Il compromesso tratta del taglio alle pause non accettato fino ad oggi, in cambio di un programma di assunzione per circa trecento assunzioni. Ovviamente non si è trattato di un'improvvisazione, Marchionne aveva già un anno fa proposto questo tipo d'accordo il quale gli operai degli altri sindacati (diversi da Fiom) si erano convinti ad accettare. L'amministratore delegato aveva detto al capo di VM Galimberti, di voler produrre a Centola jeep per venderla anche oltre oceano, in più aveva fatto la promessa di affidare la fornitura del primo motore diesel per Maserati.

Ciò significava per VM aumentare la produzione di motori di quasi due volte e mezzo, dal 2012 al 2014, il che avrebbe permesso altre assunzioni, nonostante si dovesse rinunciare alle pause, ma era per una giusta causa, per il bene collettivo dei lavoratori che potevano tornare in fabbrica come nuovi assunti.

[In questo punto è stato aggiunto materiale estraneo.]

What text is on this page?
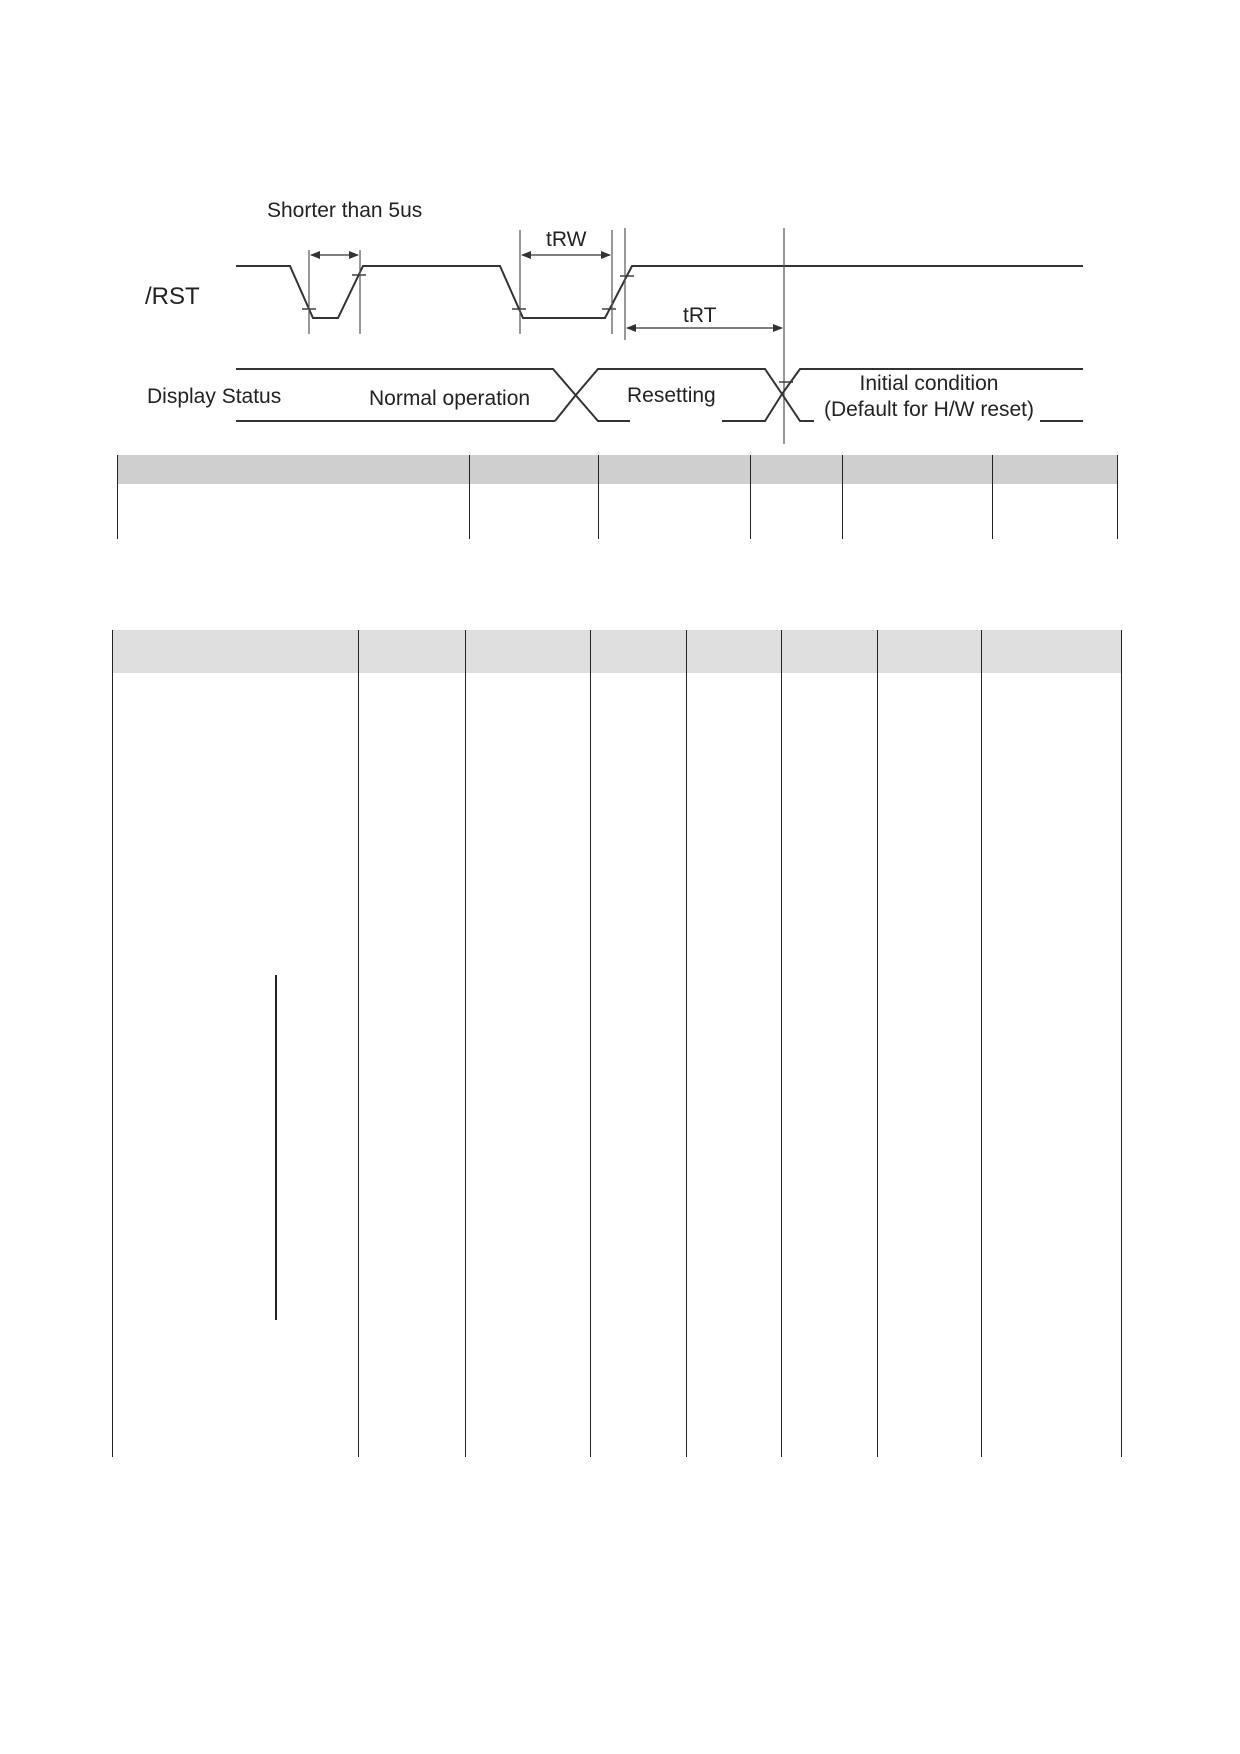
Shorter than 5us
/RST
tRW
tRT
Display Status	Normal operation	Resetting
Initial condition
(Default for H/W reset)
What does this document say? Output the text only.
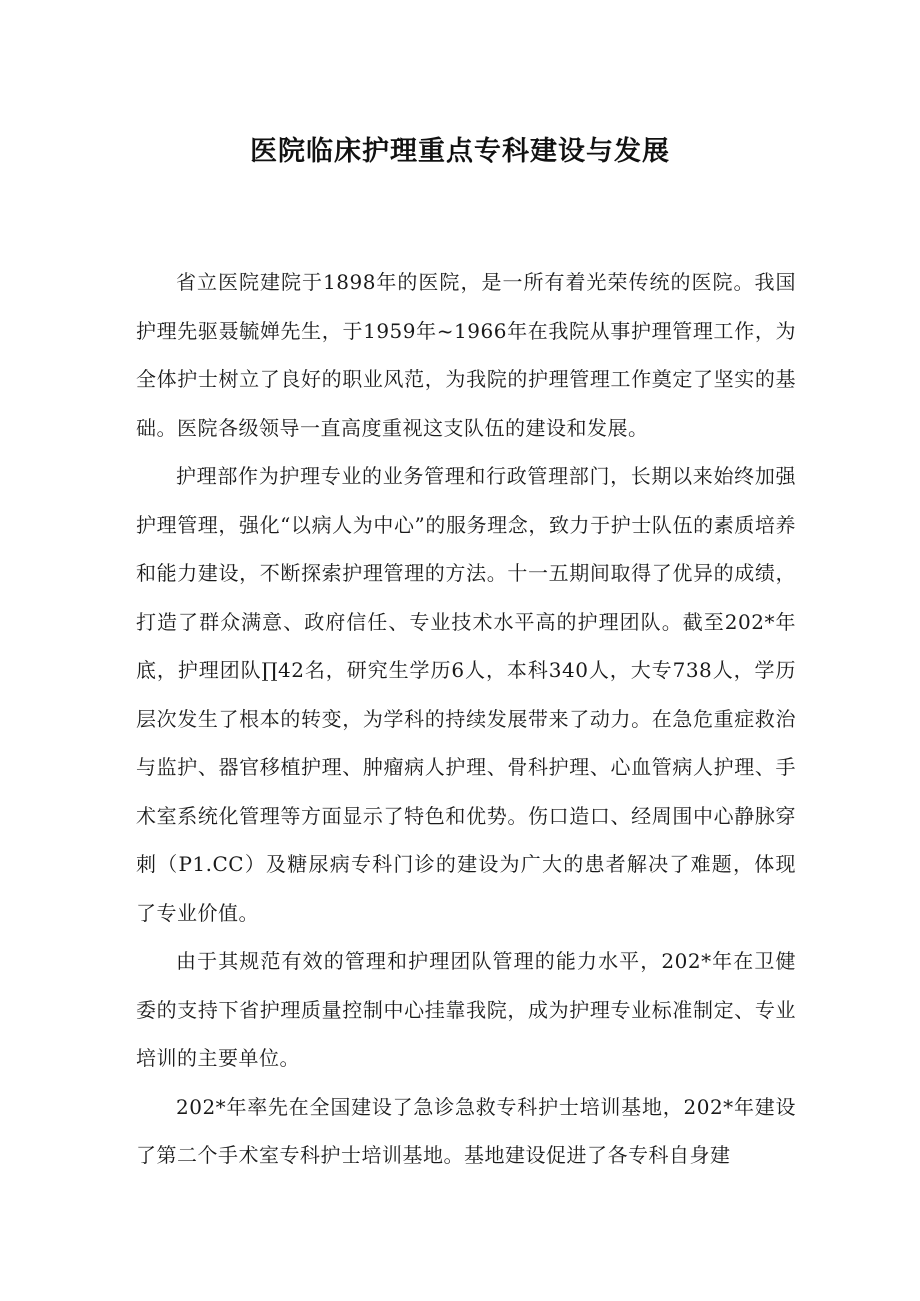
医院临床护理重点专科建设与发展

省立医院建院于1898年的医院，是一所有着光荣传统的医院。我国护理先驱聂毓婵先生，于1959年~1966年在我院从事护理管理工作，为全体护士树立了良好的职业风范，为我院的护理管理工作奠定了坚实的基础。医院各级领导一直高度重视这支队伍的建设和发展。

护理部作为护理专业的业务管理和行政管理部门，长期以来始终加强护理管理，强化“以病人为中心”的服务理念，致力于护士队伍的素质培养和能力建设，不断探索护理管理的方法。十一五期间取得了优异的成绩，打造了群众满意、政府信任、专业技术水平高的护理团队。截至202*年底，护理团队∏42名，研究生学历6人，本科340人，大专738人，学历层次发生了根本的转变，为学科的持续发展带来了动力。在急危重症救治与监护、器官移植护理、肿瘤病人护理、骨科护理、心血管病人护理、手术室系统化管理等方面显示了特色和优势。伤口造口、经周围中心静脉穿刺（P1.CC）及糖尿病专科门诊的建设为广大的患者解决了难题，体现了专业价值。

由于其规范有效的管理和护理团队管理的能力水平，202*年在卫健委的支持下省护理质量控制中心挂靠我院，成为护理专业标准制定、专业培训的主要单位。

202*年率先在全国建设了急诊急救专科护士培训基地，202*年建设了第二个手术室专科护士培训基地。基地建设促进了各专科自身建
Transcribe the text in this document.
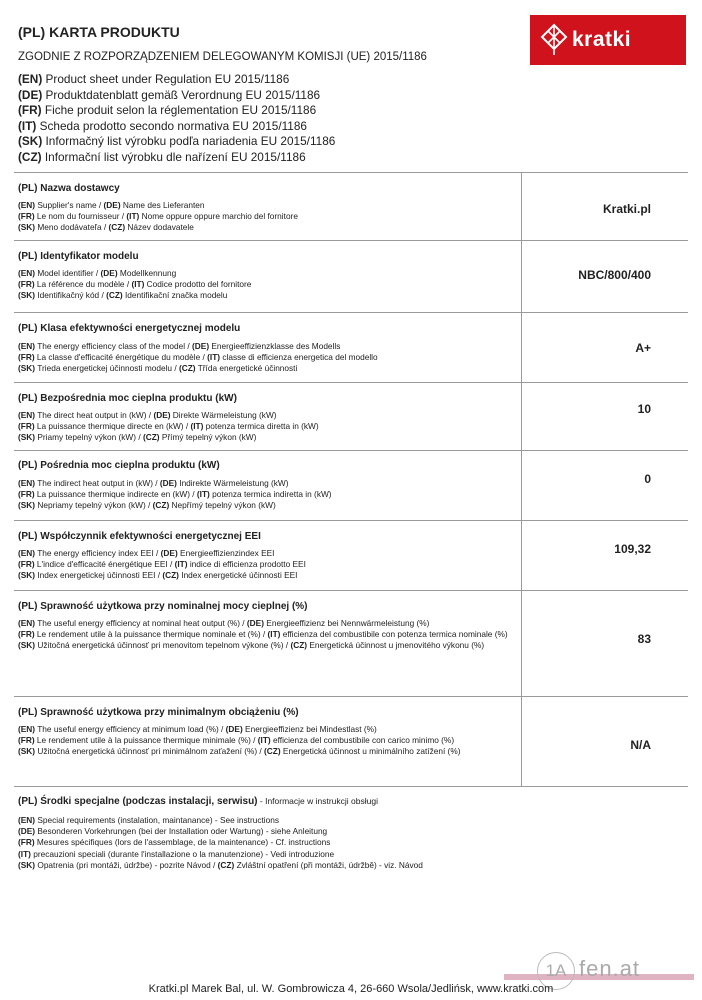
(PL) KARTA PRODUKTU
ZGODNIE Z ROZPORZĄDZENIEM DELEGOWANYM KOMISJI (UE) 2015/1186
(EN) Product sheet under Regulation EU 2015/1186
(DE) Produktdatenblatt gemäß Verordnung EU 2015/1186
(FR) Fiche produit selon la réglementation EU 2015/1186
(IT) Scheda prodotto secondo normativa EU 2015/1186
(SK) Informačný list výrobku podľa nariadenia EU 2015/1186
(CZ) Informační list výrobku dle nařízení EU 2015/1186
kratki
(PL) Nazwa dostawcy
(EN) Supplier's name / (DE) Name des Lieferanten
(FR) Le nom du fournisseur / (IT) Nome oppure oppure marchio del fornitore
(SK) Meno dodávateľa / (CZ) Název dodavatele
Kratki.pl
(PL) Identyfikator modelu
(EN) Model identifier / (DE) Modellkennung
(FR) La référence du modèle / (IT) Codice prodotto del fornitore
(SK) Identifikačný kód / (CZ) Identifikační značka modelu
NBC/800/400
(PL) Klasa efektywności energetycznej modelu
(EN) The energy efficiency class of the model / (DE) Energieeffizienzklasse des Modells
(FR) La classe d'efficacité énergétique du modèle / (IT) classe di efficienza energetica del modello
(SK) Trieda energetickej účinnosti modelu / (CZ) Třída energetické účinnosti
A+
(PL) Bezpośrednia moc cieplna produktu (kW)
(EN) The direct heat output in (kW) / (DE) Direkte Wärmeleistung (kW)
(FR) La puissance thermique directe en (kW) / (IT) potenza termica diretta in (kW)
(SK) Priamy tepelný výkon (kW) / (CZ) Přímý tepelný výkon (kW)
10
(PL) Pośrednia moc cieplna produktu (kW)
(EN) The indirect heat output in (kW) / (DE) Indirekte Wärmeleistung (kW)
(FR) La puissance thermique indirecte en (kW) / (IT) potenza termica indiretta in (kW)
(SK) Nepriamy tepelný výkon (kW) / (CZ) Nepřímý tepelný výkon (kW)
0
(PL) Współczynnik efektywności energetycznej EEI
(EN) The energy efficiency index EEI / (DE) Energieeffizienzindex EEI
(FR) L'indice d'efficacité énergétique EEI / (IT) indice di efficienza prodotto EEI
(SK) Index energetickej účinnosti EEI / (CZ) Index energetické účinnosti EEI
109,32
(PL) Sprawność użytkowa przy nominalnej mocy cieplnej (%)
(EN) The useful energy efficiency at nominal heat output (%) / (DE) Energieeffizienz bei Nennwärmeleistung (%)
(FR) Le rendement utile à la puissance thermique nominale et (%) / (IT) efficienza del combustibile con potenza termica nominale (%)
(SK) Užitočná energetická účinnosť pri menovitom tepelnom výkone (%) / (CZ) Energetická účinnost u jmenovitého výkonu (%)	83
(PL) Sprawność użytkowa przy minimalnym obciążeniu (%)
(EN) The useful energy efficiency at minimum load (%) / (DE) Energieeffizienz bei Mindestlast (%)
(FR) Le rendement utile à la puissance thermique minimale (%) / (IT) efficienza del combustibile con carico minimo (%)
(SK) Užitočná energetická účinnosť pri minimálnom zaťažení (%) / (CZ) Energetická účinnost u minimálního zatížení (%)	N/A
(PL) Środki specjalne (podczas instalacji, serwisu) - Informacje w instrukcji obsługi
(EN) Special requirements (instalation, maintanance) - See instructions
(DE) Besonderen Vorkehrungen (bei der Installation oder Wartung) - siehe Anleitung
(FR) Mesures spécifiques (lors de l'assemblage, de la maintenance) - Cf. instructions
(IT) precauzioni speciali (durante l'installazione o la manutenzione) - Vedi introduzione
(SK) Opatrenia (pri montáži, údržbe) - pozrite Návod / (CZ) Zvláštní opatření (při montáži, údržbě) - viz. Návod
1A fen.at
Kratki.pl Marek Bal, ul. W. Gombrowicza 4, 26-660 Wsola/Jedlińsk, www.kratki.com
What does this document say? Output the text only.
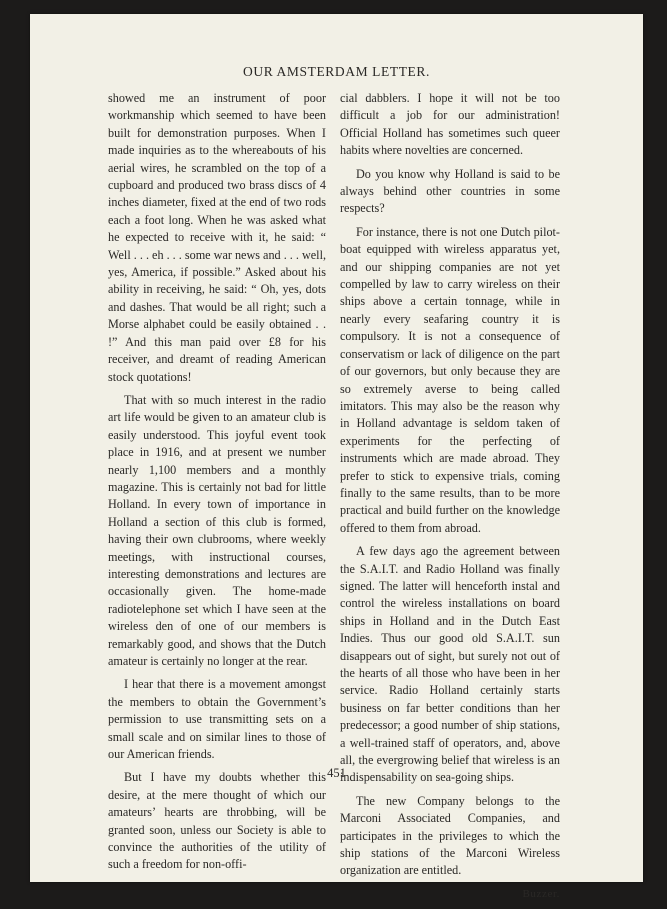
OUR AMSTERDAM LETTER.

showed me an instrument of poor workmanship which seemed to have been built for demonstration purposes. When I made inquiries as to the whereabouts of his aerial wires, he scrambled on the top of a cupboard and produced two brass discs of 4 inches diameter, fixed at the end of two rods each a foot long. When he was asked what he expected to receive with it, he said: “ Well . . . eh . . . some war news and . . . well, yes, America, if possible.” Asked about his ability in receiving, he said: “ Oh, yes, dots and dashes. That would be all right; such a Morse alphabet could be easily obtained . . !” And this man paid over £8 for his receiver, and dreamt of reading American stock quotations!

That with so much interest in the radio art life would be given to an amateur club is easily understood. This joyful event took place in 1916, and at present we number nearly 1,100 members and a monthly magazine. This is certainly not bad for little Holland. In every town of importance in Holland a section of this club is formed, having their own clubrooms, where weekly meetings, with instructional courses, interesting demonstrations and lectures are occasionally given. The home-made radiotelephone set which I have seen at the wireless den of one of our members is remarkably good, and shows that the Dutch amateur is certainly no longer at the rear.

I hear that there is a movement amongst the members to obtain the Government’s permission to use transmitting sets on a small scale and on similar lines to those of our American friends.

But I have my doubts whether this desire, at the mere thought of which our amateurs’ hearts are throbbing, will be granted soon, unless our Society is able to convince the authorities of the utility of such a freedom for non-offi-

cial dabblers. I hope it will not be too difficult a job for our administration! Official Holland has sometimes such queer habits where novelties are concerned.

Do you know why Holland is said to be always behind other countries in some respects?

For instance, there is not one Dutch pilot-boat equipped with wireless apparatus yet, and our shipping companies are not yet compelled by law to carry wireless on their ships above a certain tonnage, while in nearly every seafaring country it is compulsory. It is not a consequence of conservatism or lack of diligence on the part of our governors, but only because they are so extremely averse to being called imitators. This may also be the reason why in Holland advantage is seldom taken of experiments for the perfecting of instruments which are made abroad. They prefer to stick to expensive trials, coming finally to the same results, than to be more practical and build further on the knowledge offered to them from abroad.

A few days ago the agreement between the S.A.I.T. and Radio Holland was finally signed. The latter will henceforth instal and control the wireless installations on board ships in Holland and in the Dutch East Indies. Thus our good old S.A.I.T. sun disappears out of sight, but surely not out of the hearts of all those who have been in her service. Radio Holland certainly starts business on far better conditions than her predecessor; a good number of ship stations, a well-trained staff of operators, and, above all, the evergrowing belief that wireless is an indispensability on sea-going ships.

The new Company belongs to the Marconi Associated Companies, and participates in the privileges to which the ship stations of the Marconi Wireless organization are entitled.

Buzzer.

451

Dopo l'ok del socio di Galimberti, tutto sembrava possibile, anche perché c'era il finanziamento concesso da sei banche; a questo punto rifacendosi al contratto di lavoro, Landini e la sua Fiom rivendicano il diritto alle pause e non vogliono accettare i tagli previsti, così la trattativa va dapprima in stallo, poi sembra addirittura sfumare.



La Regione e il Comune di Ferrara si attivano per corsi di formazione e l'acquisizione di una vecchia fabbrica, stanziando così molto denaro, a questo punto solo la Fiom pare essere di ostacolo, ma avendo la maggioranza degli operai e avendo inculcato loro di non voler rischiare di fare la fine di Pomigliano, la situazione non si sblocca.

Poi finalmente la decisione dopo il referendum e l'accordo siglato e rivisto, 8 minuti in meno di pausa, ma in cambio 450 euro annui tassati solo al 10% come premi produzione. Ci saranno le assunzione previste, di cui circa 200 con contratto di apprendistato e il 26% del totale assunti, sarà di sesso femminile.

Adesso parte l'organizzazione del lavoro: per la prima volta Sergio Marchionne sembra aver fatto un passo verso la produzione Made in Italy anche per la vendita verso i mercati extraeuropei, ma chissà se Landini sarà poi così soddisfatto: noi diciamo che nonostante il leggero allungamento del lavoro, se non altro c'è possibilità di occupazione, nonostante un salario un po' inferiore a quelli standard, per oltre 200 inoccupati, sempre meglio che niente.